Schlagzeuger Benny Komatitsch erzählt, wie Critical Mess geboren wurde: „2012 haben wir das erste feste Line-Up gefunden. Es gab vorher schon zwei unterschiedliche Projekte, die unvollständig waren: einmal eine Saitenfraktion und einmal Schlagzeug und Gesang; das waren der ehemalige Sänger Simon und ich. 2012 haben diese beiden Gruppen dann zueinander gefunden und Critical Mess gegründet. Seit einem halben Jahr ist jetzt Britta mit dabei, weil Simon die Band leider aus gesundheitlichen Gründen verlassen musste. Er darf nicht mehr singen“.

Inspiriert von Bands wie Suffocation, Dying Fetus, Cannibal Corpse und Resurrection, will die Band um Gitarrist Marco „Elmo“ Evers, Bassist Christian Lommer, Drummer Benny Komatitsch, Gitarrist Marco Schauff und Frontfrau Britta Görtz einen Sound entwickeln, der an die Lieblingsbands von früher erinnert, gleichzeitig aber modern ist.

„Ich denke, dadurch, dass wir jetzt Britta als Sängerin haben, haben wir einen Gesamtsound entwickelt, der für sich steht“, sagt Benny.
Vorschau Bild 1Vorschau Bild 2Vorschau Bild 3Fotostrecke (3 Bilder) -Foto(s): Lisa Eimermacher
Britta Görtz, vor allem in der Hannoverschen Szene bekannt als Sängerin der Metal-Band Cripper, ist vor einem halben Jahr zur Band gestoßen. Für sie stand schon seit Längerem fest, dass sie an einem zweiten Projekt arbeiten möchte. Die Musikrichtung spielte da erst einmal keine maßgebliche Rolle. Die letzten sechs Monate forderten sie auf eine besondere Weise heraus.

„Ich wollte etwas machen, was mich auf eine andere Art und Weise fordert und mir ermöglicht, mit anderen Menschen zusammen Musik zu machen“, erzählt Britta. Da kam die Option, Critical Mess beizutreten, wie gerufen.

„Der einzige Nachteil war dann, dass ich gleich zwei Alben auf einmal eingesungen habe“, grinst die Sängerin. „Cripper und Critical Mess haben beide neue Alben in den Startlöchern, die demnächst rauskommen.

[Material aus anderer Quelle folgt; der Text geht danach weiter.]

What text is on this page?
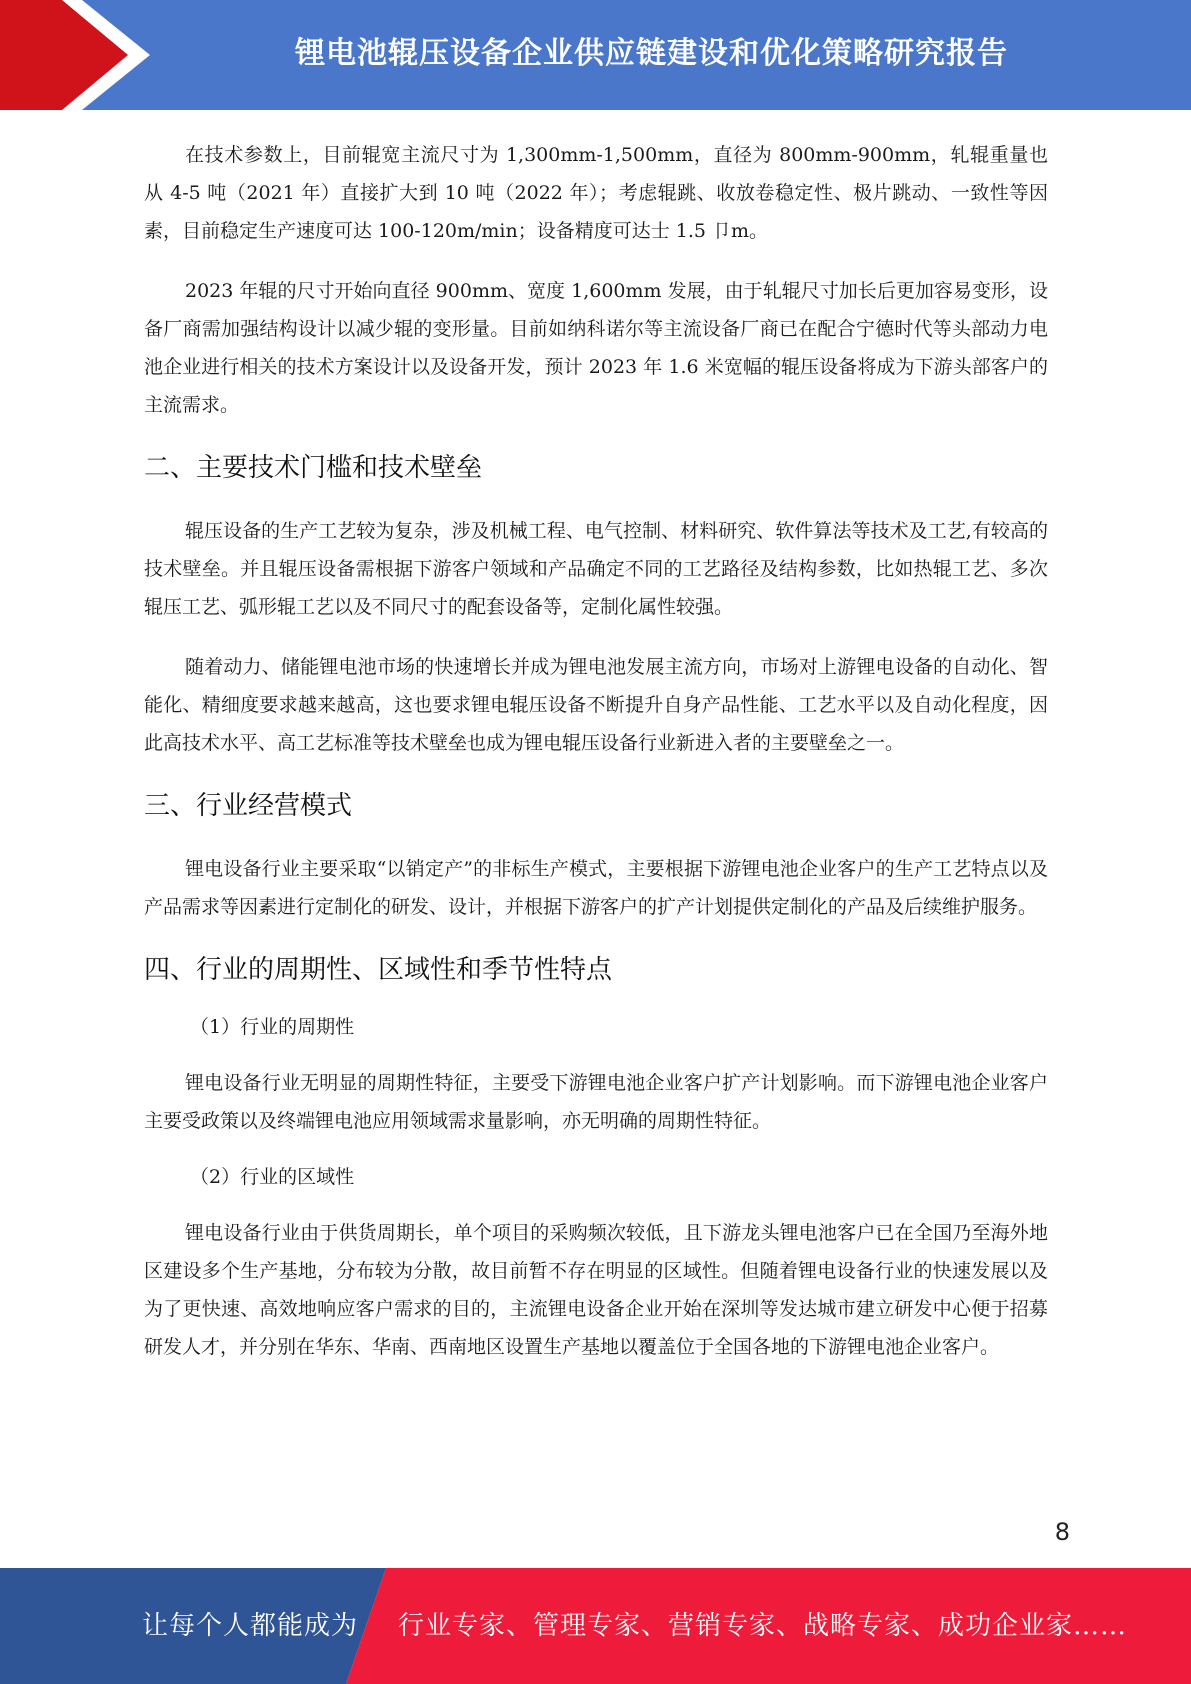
锂电池辊压设备企业供应链建设和优化策略研究报告

在技术参数上，目前辊宽主流尺寸为 1,300mm-1,500mm，直径为 800mm-900mm，轧辊重量也从 4-5 吨（2021 年）直接扩大到 10 吨（2022 年）；考虑辊跳、收放卷稳定性、极片跳动、一致性等因素，目前稳定生产速度可达 100-120m/min；设备精度可达士 1.5 卩m。

2023 年辊的尺寸开始向直径 900mm、宽度 1,600mm 发展，由于轧辊尺寸加长后更加容易变形，设备厂商需加强结构设计以减少辊的变形量。目前如纳科诺尔等主流设备厂商已在配合宁德时代等头部动力电池企业进行相关的技术方案设计以及设备开发，预计 2023 年 1.6 米宽幅的辊压设备将成为下游头部客户的主流需求。

二、主要技术门槛和技术壁垒

辊压设备的生产工艺较为复杂，涉及机械工程、电气控制、材料研究、软件算法等技术及工艺,有较高的技术壁垒。并且辊压设备需根据下游客户领域和产品确定不同的工艺路径及结构参数，比如热辊工艺、多次辊压工艺、弧形辊工艺以及不同尺寸的配套设备等，定制化属性较强。

随着动力、储能锂电池市场的快速增长并成为锂电池发展主流方向，市场对上游锂电设备的自动化、智能化、精细度要求越来越高，这也要求锂电辊压设备不断提升自身产品性能、工艺水平以及自动化程度，因此高技术水平、高工艺标准等技术壁垒也成为锂电辊压设备行业新进入者的主要壁垒之一。

三、行业经营模式

锂电设备行业主要采取“以销定产”的非标生产模式，主要根据下游锂电池企业客户的生产工艺特点以及产品需求等因素进行定制化的研发、设计，并根据下游客户的扩产计划提供定制化的产品及后续维护服务。

四、行业的周期性、区域性和季节性特点

（1）行业的周期性

锂电设备行业无明显的周期性特征，主要受下游锂电池企业客户扩产计划影响。而下游锂电池企业客户主要受政策以及终端锂电池应用领域需求量影响，亦无明确的周期性特征。

（2）行业的区域性

锂电设备行业由于供货周期长，单个项目的采购频次较低，且下游龙头锂电池客户已在全国乃至海外地区建设多个生产基地，分布较为分散，故目前暂不存在明显的区域性。但随着锂电设备行业的快速发展以及为了更快速、高效地响应客户需求的目的，主流锂电设备企业开始在深圳等发达城市建立研发中心便于招募研发人才，并分别在华东、华南、西南地区设置生产基地以覆盖位于全国各地的下游锂电池企业客户。

8
让每个人都能成为 行业专家、管理专家、营销专家、战略专家、成功企业家……
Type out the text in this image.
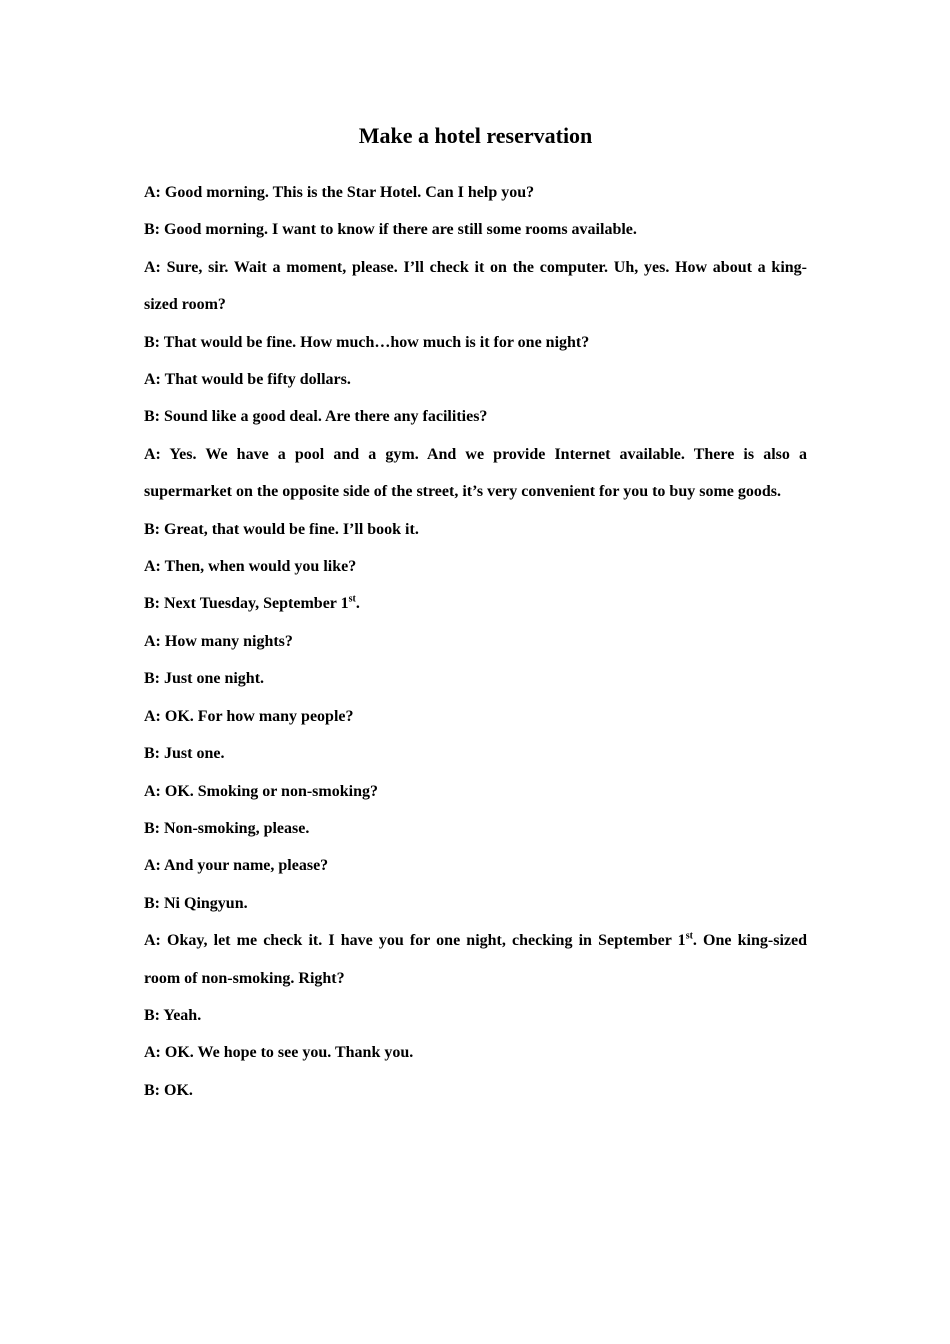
Make a hotel reservation

A: Good morning. This is the Star Hotel. Can I help you?

B: Good morning. I want to know if there are still some rooms available.

A: Sure, sir. Wait a moment, please. I’ll check it on the computer. Uh, yes. How about a king-sized room?

B: That would be fine. How much…how much is it for one night?

A: That would be fifty dollars.

B: Sound like a good deal. Are there any facilities?

A: Yes. We have a pool and a gym. And we provide Internet available. There is also a supermarket on the opposite side of the street, it’s very convenient for you to buy some goods.

B: Great, that would be fine. I’ll book it.

A: Then, when would you like?

B: Next Tuesday, September 1st.

A: How many nights?

B: Just one night.

A: OK. For how many people?

B: Just one.

A: OK. Smoking or non-smoking?

B: Non-smoking, please.

A: And your name, please?

B: Ni Qingyun.

A: Okay, let me check it. I have you for one night, checking in September 1st. One king-sized room of non-smoking. Right?

B: Yeah.

A: OK. We hope to see you. Thank you.

B: OK.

Und ich muss sagen, das war eine interessante Erfahrung, aber ich möchte die auch nicht nochmal machen“, lacht sie.

Das Debütalbum von Critical Mess ist bereits fertig gestellt. „Wir schauen jetzt gerade mal so ein bisschen rum, ob vielleicht ein Label Interesse hat und wir entscheiden uns dann in den nächsten ein bis zwei Monaten, wie wir die Platte rausbringen“, erklärt Britta und führt fort: „Wir wollen auf jeden Fall viel spielen und neue Songs schreiben“. „Und den Death-Metal Virus in der Welt verstreuen“, ergänzt Drummer Benny.